One attack he witnessed ended in tragedy. Two of the farm workers fleeing from the water station jumped into an aqueduct at the edge of the field and attempted to swim away.

“One didn’t make it,” Del Bosque said. “He drowned on the spot. They pulled him out, but he died. They held a hearing in Merced and some of us came to testify about what happened. I remember. But I don’t think anything came of it.”

Human Rights Watch reports that 15 migrant farm workers are known to have drowned in Central Valley canals during immigration raids between 1974 and 1986. Immigrant rights groups have accused Border Patrol agents of intentionally leading workers into irrigation canals and using them as barriers to prevent them from fleeing.

Border Patrol vehicles at the time did not carry any life-saving equipment, “suggesting callousness, if not criminal negligence,” Human Rights Watch argued. In 1984, Border Patrol officials belatedly announced that agents would be required to carry life-saving equipment when working near rivers and canals.

Without a doubt, this country’s immigration system is broken. It is illegal to hire undocumented workers, but employers hire them anyway because they cannot function without this human capital. With rare exceptions, governments turn a blind eye. In fact, my colleague Don Lee recently wrote, the likelihood that an employer will be subject to an immigration inspection is “even lower than the likelihood that a taxpayer will be subject to an Internal Revenue Service inspection.”

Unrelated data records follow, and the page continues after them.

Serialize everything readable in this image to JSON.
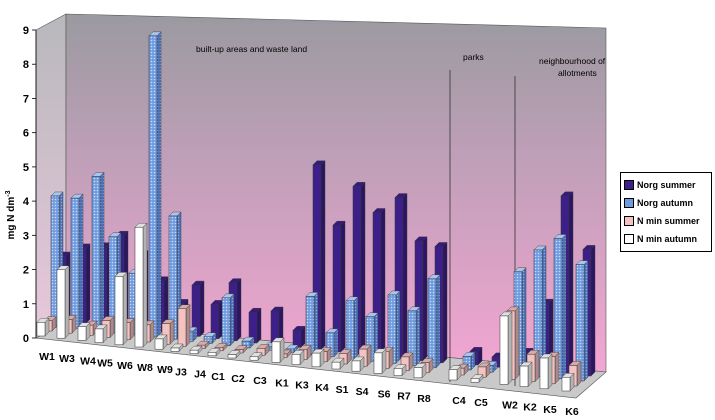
{
  "chart_data": {
    "type": "bar",
    "three_d": true,
    "ylabel": "mg N dm-3",
    "ylabel_main": "mg N dm",
    "ylabel_sup": "-3",
    "ylim": [
      0,
      9
    ],
    "yticks": [
      "0",
      "1",
      "2",
      "3",
      "4",
      "5",
      "6",
      "7",
      "8",
      "9"
    ],
    "grid": false,
    "legend_position": "right",
    "categories": [
      "W1",
      "W3",
      "W4",
      "W5",
      "W6",
      "W8",
      "W9",
      "J3",
      "J4",
      "C1",
      "C2",
      "C3",
      "K1",
      "K3",
      "K4",
      "S1",
      "S4",
      "S6",
      "R7",
      "R8",
      "C4",
      "C5",
      "W2",
      "K2",
      "K5",
      "K6"
    ],
    "series": [
      {
        "name": "Norg summer",
        "color": "#3d1f8a",
        "values": [
          1.9,
          2.2,
          2.3,
          2.7,
          2.2,
          1.5,
          0.9,
          1.5,
          1.0,
          1.7,
          0.9,
          1.0,
          0.5,
          5.4,
          3.7,
          4.9,
          4.2,
          4.7,
          3.5,
          3.4,
          0.4,
          0.3,
          0.5,
          2.0,
          5.2,
          3.7
        ]
      },
      {
        "name": "Norg autumn",
        "color": "#6f9be0",
        "values": [
          3.8,
          3.8,
          4.5,
          2.8,
          1.8,
          8.8,
          3.6,
          0.3,
          0.2,
          1.4,
          0.2,
          0.1,
          0.1,
          1.7,
          0.7,
          1.7,
          1.3,
          2.0,
          1.6,
          2.6,
          0.4,
          0.2,
          3.0,
          3.7,
          4.1,
          3.4
        ]
      },
      {
        "name": "N min summer",
        "color": "#f5c2c2",
        "values": [
          0.3,
          0.4,
          0.3,
          0.5,
          0.5,
          0.5,
          0.6,
          1.1,
          0.1,
          0.1,
          0.1,
          0.2,
          0.1,
          0.3,
          0.3,
          0.3,
          0.5,
          0.5,
          0.4,
          0.3,
          0.2,
          0.3,
          2.0,
          0.8,
          0.8,
          0.6
        ]
      },
      {
        "name": "N min autumn",
        "color": "#ffffff",
        "values": [
          0.4,
          2.0,
          0.4,
          0.4,
          2.0,
          3.5,
          0.3,
          0.1,
          0.1,
          0.1,
          0.1,
          0.1,
          0.6,
          0.3,
          0.4,
          0.2,
          0.3,
          0.6,
          0.2,
          0.3,
          0.3,
          0.1,
          2.0,
          0.6,
          0.9,
          0.4
        ]
      }
    ],
    "annotations": [
      {
        "text": "built-up areas and waste land"
      },
      {
        "text": "parks"
      },
      {
        "text": "neighbourhood of"
      },
      {
        "text": "allotments"
      }
    ]
  }
}
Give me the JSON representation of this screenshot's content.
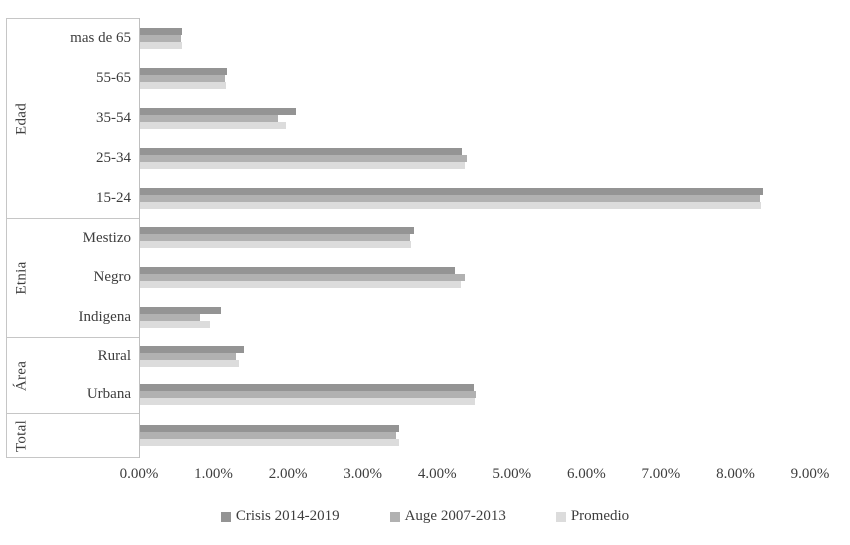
{
  "chart_data": {
    "type": "bar",
    "orientation": "horizontal",
    "title": "",
    "x_axis": {
      "min": 0,
      "max": 9,
      "tick_step": 1,
      "tick_labels": [
        "0.00%",
        "1.00%",
        "2.00%",
        "3.00%",
        "4.00%",
        "5.00%",
        "6.00%",
        "7.00%",
        "8.00%",
        "9.00%"
      ],
      "grid": false
    },
    "series": [
      {
        "name": "Crisis 2014-2019",
        "color": "#949494"
      },
      {
        "name": "Auge 2007-2013",
        "color": "#b1b1b1"
      },
      {
        "name": "Promedio",
        "color": "#dcdcdc"
      }
    ],
    "groups": [
      {
        "label": "Edad",
        "categories": [
          {
            "label": "mas de 65",
            "values": [
              0.57,
              0.55,
              0.56
            ]
          },
          {
            "label": "55-65",
            "values": [
              1.17,
              1.14,
              1.16
            ]
          },
          {
            "label": "35-54",
            "values": [
              2.09,
              1.85,
              1.96
            ]
          },
          {
            "label": "25-34",
            "values": [
              4.32,
              4.38,
              4.36
            ]
          },
          {
            "label": "15-24",
            "values": [
              8.35,
              8.31,
              8.33
            ]
          }
        ]
      },
      {
        "label": "Etnia",
        "categories": [
          {
            "label": "Mestizo",
            "values": [
              3.67,
              3.62,
              3.64
            ]
          },
          {
            "label": "Negro",
            "values": [
              4.23,
              4.36,
              4.3
            ]
          },
          {
            "label": "Indigena",
            "values": [
              1.09,
              0.8,
              0.94
            ]
          }
        ]
      },
      {
        "label": "Área",
        "categories": [
          {
            "label": "Rural",
            "values": [
              1.39,
              1.29,
              1.33
            ]
          },
          {
            "label": "Urbana",
            "values": [
              4.48,
              4.5,
              4.49
            ]
          }
        ]
      },
      {
        "label": "Total",
        "categories": [
          {
            "label": "",
            "values": [
              3.48,
              3.44,
              3.47
            ]
          }
        ]
      }
    ],
    "legend": {
      "position": "bottom",
      "items": [
        "Crisis 2014-2019",
        "Auge 2007-2013",
        "Promedio"
      ]
    }
  }
}
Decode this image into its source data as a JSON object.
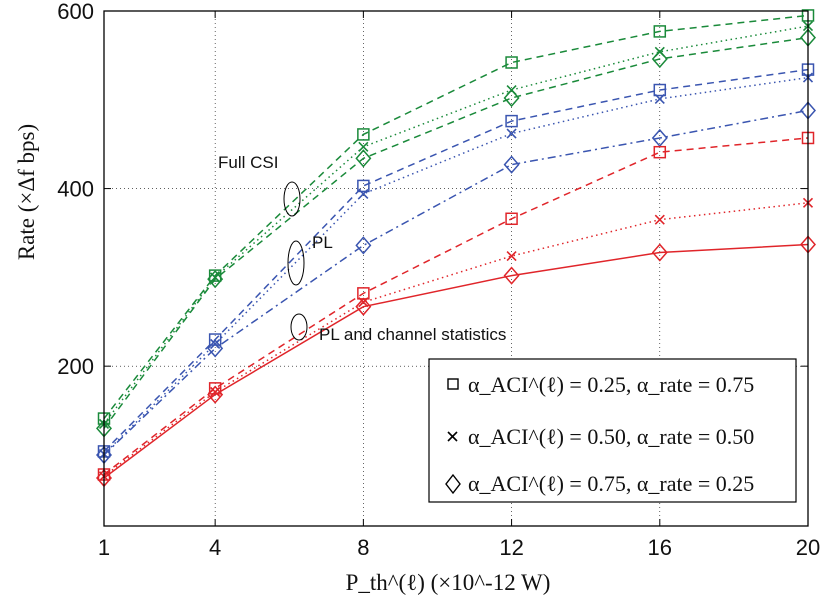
{
  "chart_data": {
    "type": "line",
    "x": [
      1,
      4,
      8,
      12,
      16,
      20
    ],
    "xticks": [
      "1",
      "4",
      "8",
      "12",
      "16",
      "20"
    ],
    "yticks": [
      "200",
      "400",
      "600"
    ],
    "ytick_values": [
      200,
      400,
      600
    ],
    "xlim": [
      1,
      20
    ],
    "ylim": [
      20,
      600
    ],
    "xlabel": "P_th^(ℓ) (×10^-12 W)",
    "ylabel": "Rate (×Δf bps)",
    "grid": true,
    "legend_position": "bottom-right",
    "colors": {
      "full_csi": "#1a8a3a",
      "pl": "#3a55b0",
      "pl_stats": "#e0252a"
    },
    "legend": [
      {
        "marker": "square",
        "alpha_aci": "0.25",
        "alpha_rate": "0.75",
        "text": "α_ACI^(ℓ) = 0.25, α_rate = 0.75"
      },
      {
        "marker": "cross",
        "alpha_aci": "0.50",
        "alpha_rate": "0.50",
        "text": "α_ACI^(ℓ) = 0.50, α_rate = 0.50"
      },
      {
        "marker": "diamond",
        "alpha_aci": "0.75",
        "alpha_rate": "0.25",
        "text": "α_ACI^(ℓ) = 0.75, α_rate = 0.25"
      }
    ],
    "annotations": [
      {
        "text": "Full CSI"
      },
      {
        "text": "PL"
      },
      {
        "text": "PL and channel statistics"
      }
    ],
    "series": [
      {
        "group": "Full CSI",
        "marker": "square",
        "color": "#1a8a3a",
        "dash": "dash",
        "values": [
          141,
          302,
          461,
          542,
          577,
          595
        ]
      },
      {
        "group": "Full CSI",
        "marker": "cross",
        "color": "#1a8a3a",
        "dash": "dot",
        "values": [
          135,
          300,
          447,
          511,
          554,
          583
        ]
      },
      {
        "group": "Full CSI",
        "marker": "diamond",
        "color": "#1a8a3a",
        "dash": "dash",
        "values": [
          130,
          298,
          434,
          502,
          546,
          570
        ]
      },
      {
        "group": "PL",
        "marker": "square",
        "color": "#3a55b0",
        "dash": "dash",
        "values": [
          104,
          230,
          403,
          476,
          511,
          534
        ]
      },
      {
        "group": "PL",
        "marker": "cross",
        "color": "#3a55b0",
        "dash": "dot",
        "values": [
          101,
          225,
          394,
          462,
          501,
          525
        ]
      },
      {
        "group": "PL",
        "marker": "diamond",
        "color": "#3a55b0",
        "dash": "dashdot",
        "values": [
          100,
          220,
          336,
          427,
          457,
          488
        ]
      },
      {
        "group": "PL and channel statistics",
        "marker": "square",
        "color": "#e0252a",
        "dash": "dash",
        "values": [
          78,
          175,
          282,
          366,
          441,
          457
        ]
      },
      {
        "group": "PL and channel statistics",
        "marker": "cross",
        "color": "#e0252a",
        "dash": "dot",
        "values": [
          76,
          171,
          272,
          324,
          365,
          384
        ]
      },
      {
        "group": "PL and channel statistics",
        "marker": "diamond",
        "color": "#e0252a",
        "dash": "solid",
        "values": [
          74,
          168,
          267,
          302,
          328,
          337
        ]
      }
    ]
  }
}
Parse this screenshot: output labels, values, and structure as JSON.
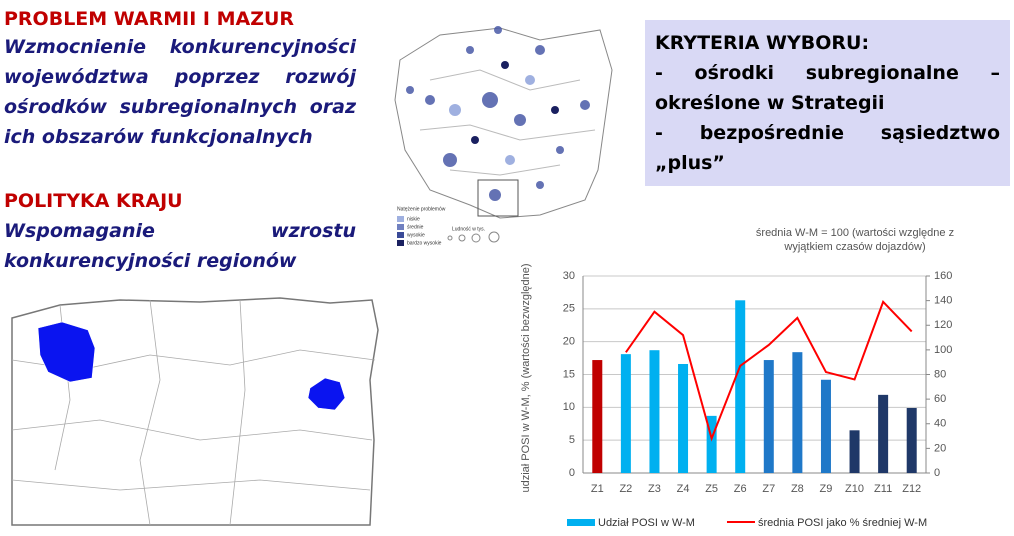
{
  "left": {
    "heading1": "PROBLEM WARMII I MAZUR",
    "text1": "Wzmocnienie konkurencyjności województwa poprzez rozwój ośrodków subregionalnych oraz ich obszarów funkcjonalnych",
    "heading2": "POLITYKA KRAJU",
    "text2": "Wspomaganie wzrostu konkurencyjności regionów"
  },
  "criteria": {
    "title": "KRYTERIA WYBORU:",
    "items": [
      "- ośrodki subregionalne – określone w Strategii",
      "- bezpośrednie sąsiedztwo „plus”"
    ]
  },
  "map_legend": {
    "title": "Natężenie problemów",
    "levels": [
      "niskie",
      "średnie",
      "wysokie",
      "bardzo wysokie"
    ],
    "population": "Ludność w tys."
  },
  "chart_data": {
    "type": "bar_line",
    "title": "średnia W-M = 100 (wartości względne z wyjątkiem czasów dojazdów)",
    "y_label": "udział POSI w W-M, % (wartości bezwzględne)",
    "categories": [
      "Z1",
      "Z2",
      "Z3",
      "Z4",
      "Z5",
      "Z6",
      "Z7",
      "Z8",
      "Z9",
      "Z10",
      "Z11",
      "Z12"
    ],
    "series": [
      {
        "name": "Udział POSI w W-M",
        "type": "bar",
        "color": "#00b0f0",
        "colors": [
          "#c00000",
          "#00b0f0",
          "#00b0f0",
          "#00b0f0",
          "#00b0f0",
          "#00b0f0",
          "#1f78c8",
          "#1f78c8",
          "#1f78c8",
          "#1f3868",
          "#1f3868",
          "#1f3868"
        ],
        "values": [
          17.2,
          18.1,
          18.7,
          16.6,
          8.7,
          26.3,
          17.2,
          18.4,
          14.2,
          6.5,
          11.9,
          9.9
        ]
      },
      {
        "name": "średnia POSI jako % średniej W-M",
        "type": "line",
        "color": "#ff0000",
        "axis": "y2",
        "values": [
          null,
          98,
          131,
          112,
          28,
          87,
          104,
          126,
          82,
          76,
          139,
          115
        ]
      }
    ],
    "ylim": [
      0,
      30
    ],
    "yticks": [
      0,
      5,
      10,
      15,
      20,
      25,
      30
    ],
    "y2lim": [
      0,
      160
    ],
    "y2ticks": [
      0,
      20,
      40,
      60,
      80,
      100,
      120,
      140,
      160
    ],
    "grid": true
  }
}
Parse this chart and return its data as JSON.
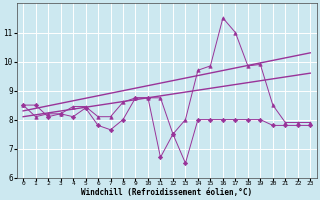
{
  "xlabel": "Windchill (Refroidissement éolien,°C)",
  "bg_color": "#cce8f0",
  "line_color": "#993399",
  "grid_color": "#ffffff",
  "ylim": [
    6,
    12
  ],
  "xlim": [
    -0.5,
    23.5
  ],
  "yticks": [
    6,
    7,
    8,
    9,
    10,
    11
  ],
  "xticks": [
    0,
    1,
    2,
    3,
    4,
    5,
    6,
    7,
    8,
    9,
    10,
    11,
    12,
    13,
    14,
    15,
    16,
    17,
    18,
    19,
    20,
    21,
    22,
    23
  ],
  "series1_x": [
    0,
    1,
    2,
    3,
    4,
    5,
    6,
    7,
    8,
    9,
    10,
    11,
    12,
    13,
    14,
    15,
    16,
    17,
    18,
    19,
    20,
    21,
    22,
    23
  ],
  "series1_y": [
    8.5,
    8.5,
    8.1,
    8.2,
    8.1,
    8.4,
    7.8,
    7.65,
    8.0,
    8.75,
    8.75,
    6.7,
    7.5,
    6.5,
    8.0,
    8.0,
    8.0,
    8.0,
    8.0,
    8.0,
    7.8,
    7.8,
    7.8,
    7.8
  ],
  "series2_x": [
    0,
    1,
    2,
    3,
    4,
    5,
    6,
    7,
    8,
    9,
    10,
    11,
    12,
    13,
    14,
    15,
    16,
    17,
    18,
    19,
    20,
    21,
    22,
    23
  ],
  "series2_y": [
    8.5,
    8.1,
    8.2,
    8.2,
    8.45,
    8.45,
    8.1,
    8.1,
    8.6,
    8.75,
    8.75,
    8.75,
    7.5,
    8.0,
    9.7,
    9.85,
    11.5,
    11.0,
    9.85,
    9.9,
    8.5,
    7.9,
    7.9,
    7.9
  ],
  "trend1_x": [
    0,
    23
  ],
  "trend1_y": [
    8.3,
    10.3
  ],
  "trend2_x": [
    0,
    23
  ],
  "trend2_y": [
    8.1,
    9.6
  ]
}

Lee’s talk focused on E-Verify, a computer-based program that allows employers to easily, almost instantly, and free of charge verify the legal status of prospective employees.

The problem, Lee reported, is that most employers don’t take advantage of it. They just don’t want to know that their workers are in the country illegally. They desperately need labor.

The summer I graduated high school, my sister offered me a job working with her waiting tables at a restaurant on Ventura Boulevard in Woodland Hills. The restaurant, Pages, was a kind of upscale diner with a long counter, pie cases, and booths along the front windows.

Rustling could often be heard in the kitchen as the Spanish-speaking men working there warned each other that “la migra” (immigration) was approaching. This was long before cell phones. I don’t know who tipped them off.

The men climbed onto the roof from inside the restaurant, waited for “everything to clear up,” and then quickly returned to bus tables to wash dishes and cook. Those arrested and deported sneak back across the border and quickly return to work, but before President Reagan’s 1986 pardon and tightened border enforcement, the border was even more porous. Ta. Bosses who encouraged or tolerated such attempts to evade the federal government usually faced no repercussions.

It was a ritual, a mostly meaningless dance, except that it was destructive and terrifyingly scary.

And this will continue to be the case unless and until Congress corrects its incredible hypocrisy toward illegal immigration by reforming our immigration system. It may be in President Trump’s best interest to continue to demonize them, but it is definitely not in our interest.